Thomas — in his 30s, and looking like a classic clean-cut-with-stubble French professional — described himself as ‘not a typical Parisian’, though he never quite explained what that meant. His general view of the Euro crisis that of running towards a cliff: everything’s fine until you hit the edge, and then ‘boom’. He focused mostly on the cultural differences between the Germans and everyone else — in particular, getting the Germans to share anyone else’s point of view or to acknowledge that there might be a better or at least different way. As he put it, the Germans are great marketers, but after a while they begin to believe their own marketing, and so does everyone else.
He also drew another interesting comparison between the Germans and the French. He said (again paraphrasing) that Germans resist any change, but when they are finally convinced that change is necessary, they go through a period of upheaval (Thomas said “chaos”) and then make real, substantive change. By contrast, he said, the French are always willing to tweak and adjust, but they never seem to make the fundamental, ground-up changes that are needed.
Finally, Thomas seemed to be genuinely torn between admitting that the Germans pretty much are correct in needed to be fiscally responsible and at the same time wondering if the cure is going to simply make things worse. Thomas used the analogy of a starter (by which I believe he meant the choke) on an older car — that if the engine is really cold, you need to pull the starter out to get the engine started. But he also acknowledged that the rest of Europe had been continuing to drive with the starter pulled out, and that this wasn’t very good for the engine.
As far as the ultimate fate of the Euro and possiby the European Union itself, Thomas acknowledged that the risks and dangers are there, but said, “At the end of the day, we have no choice — they will have to work this out.”
A while after I spoke with Thomas, a tall, dishevled man stood a ways off and read my sign. He then walked towards me, laughing, though not in a friendly way. As he passed close to me, he gave me the bird and said, walking away behind me, “America is the problem, not Europe. F**king America, f**king dollar…” More than that, I could not make out, due to the noise of the area.
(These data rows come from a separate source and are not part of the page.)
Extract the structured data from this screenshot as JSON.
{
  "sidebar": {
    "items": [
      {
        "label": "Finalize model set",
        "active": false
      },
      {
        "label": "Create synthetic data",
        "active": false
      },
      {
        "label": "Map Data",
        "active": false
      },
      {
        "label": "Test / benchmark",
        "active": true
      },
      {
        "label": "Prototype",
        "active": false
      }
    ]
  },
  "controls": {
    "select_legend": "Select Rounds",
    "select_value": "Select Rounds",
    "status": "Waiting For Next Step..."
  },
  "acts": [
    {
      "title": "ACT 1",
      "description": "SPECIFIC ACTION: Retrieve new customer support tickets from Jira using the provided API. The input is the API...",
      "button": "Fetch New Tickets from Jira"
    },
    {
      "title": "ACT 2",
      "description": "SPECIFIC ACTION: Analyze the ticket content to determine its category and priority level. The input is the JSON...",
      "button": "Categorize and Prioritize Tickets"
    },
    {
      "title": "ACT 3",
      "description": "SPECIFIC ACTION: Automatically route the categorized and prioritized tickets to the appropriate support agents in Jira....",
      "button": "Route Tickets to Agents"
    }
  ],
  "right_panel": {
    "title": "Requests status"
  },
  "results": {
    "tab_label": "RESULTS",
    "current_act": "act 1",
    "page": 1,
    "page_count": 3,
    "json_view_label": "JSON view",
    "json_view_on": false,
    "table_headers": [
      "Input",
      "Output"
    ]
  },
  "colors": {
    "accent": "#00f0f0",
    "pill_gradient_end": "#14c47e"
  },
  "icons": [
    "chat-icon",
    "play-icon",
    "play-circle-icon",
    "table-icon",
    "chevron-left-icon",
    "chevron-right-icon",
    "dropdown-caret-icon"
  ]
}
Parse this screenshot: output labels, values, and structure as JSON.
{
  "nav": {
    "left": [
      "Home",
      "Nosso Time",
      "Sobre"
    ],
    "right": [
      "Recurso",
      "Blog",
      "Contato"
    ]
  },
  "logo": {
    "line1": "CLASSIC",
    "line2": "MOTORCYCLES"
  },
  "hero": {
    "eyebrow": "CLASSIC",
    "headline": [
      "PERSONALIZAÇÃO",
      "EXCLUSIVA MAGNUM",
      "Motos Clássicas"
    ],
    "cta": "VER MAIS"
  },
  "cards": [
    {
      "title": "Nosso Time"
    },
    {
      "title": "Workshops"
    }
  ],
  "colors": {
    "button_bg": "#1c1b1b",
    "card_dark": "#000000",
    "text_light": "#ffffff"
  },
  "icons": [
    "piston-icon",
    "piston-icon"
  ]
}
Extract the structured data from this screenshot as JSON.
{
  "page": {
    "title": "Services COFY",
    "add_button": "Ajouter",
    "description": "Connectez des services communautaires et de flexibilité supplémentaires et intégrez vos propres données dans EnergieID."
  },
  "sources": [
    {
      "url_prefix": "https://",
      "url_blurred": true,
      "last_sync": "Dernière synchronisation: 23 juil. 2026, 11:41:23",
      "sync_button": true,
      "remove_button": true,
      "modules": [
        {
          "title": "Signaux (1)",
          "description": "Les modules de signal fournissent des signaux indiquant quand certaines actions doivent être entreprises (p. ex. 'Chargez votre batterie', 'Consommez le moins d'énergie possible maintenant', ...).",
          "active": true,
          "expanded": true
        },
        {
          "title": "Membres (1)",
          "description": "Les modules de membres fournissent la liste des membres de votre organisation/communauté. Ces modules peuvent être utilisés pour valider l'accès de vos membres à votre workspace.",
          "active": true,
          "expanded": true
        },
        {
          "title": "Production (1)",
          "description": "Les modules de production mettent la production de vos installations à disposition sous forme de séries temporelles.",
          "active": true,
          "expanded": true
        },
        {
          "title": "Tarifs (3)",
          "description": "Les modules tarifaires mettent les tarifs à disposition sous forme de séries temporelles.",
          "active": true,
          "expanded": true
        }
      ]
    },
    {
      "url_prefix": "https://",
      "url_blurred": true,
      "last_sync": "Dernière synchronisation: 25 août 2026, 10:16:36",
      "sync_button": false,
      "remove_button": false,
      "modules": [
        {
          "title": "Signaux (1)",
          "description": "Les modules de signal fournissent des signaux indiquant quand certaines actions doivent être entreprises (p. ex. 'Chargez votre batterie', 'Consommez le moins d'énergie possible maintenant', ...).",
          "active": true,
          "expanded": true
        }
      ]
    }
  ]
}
My other real interview of the afternoon was Matthieu, who looked to be in his 20s and of Asian descent. Matthieu, who said he worked at a bank, felt that the origin of the current EU crisis was the American banking (by which I think he meant financial) system itself. In effect, he said that American financial firms were (for a while) so successful at getting higher and higher returns on investment that European banks felt they could and should do the same, instead of remaining conservative and content with lower returns on lower risks. In particularly, he was critical of ‘state’ banks that try to compete with private banks but can’t, really.
Interestingly, as for sovereign debt, Matthieu actually saw the American debt problem as the bigger crisis. He felt that a major financial downturn by the EU would weaken it but not have a lot of impact outside of Europe, while a similar financial collapse by the US would seriously impact the rest of the world. He also had serious concerns about China, where (as he put it) the rulers are rich but everyone else is poor, and that the governmnet is having a hard time managing that.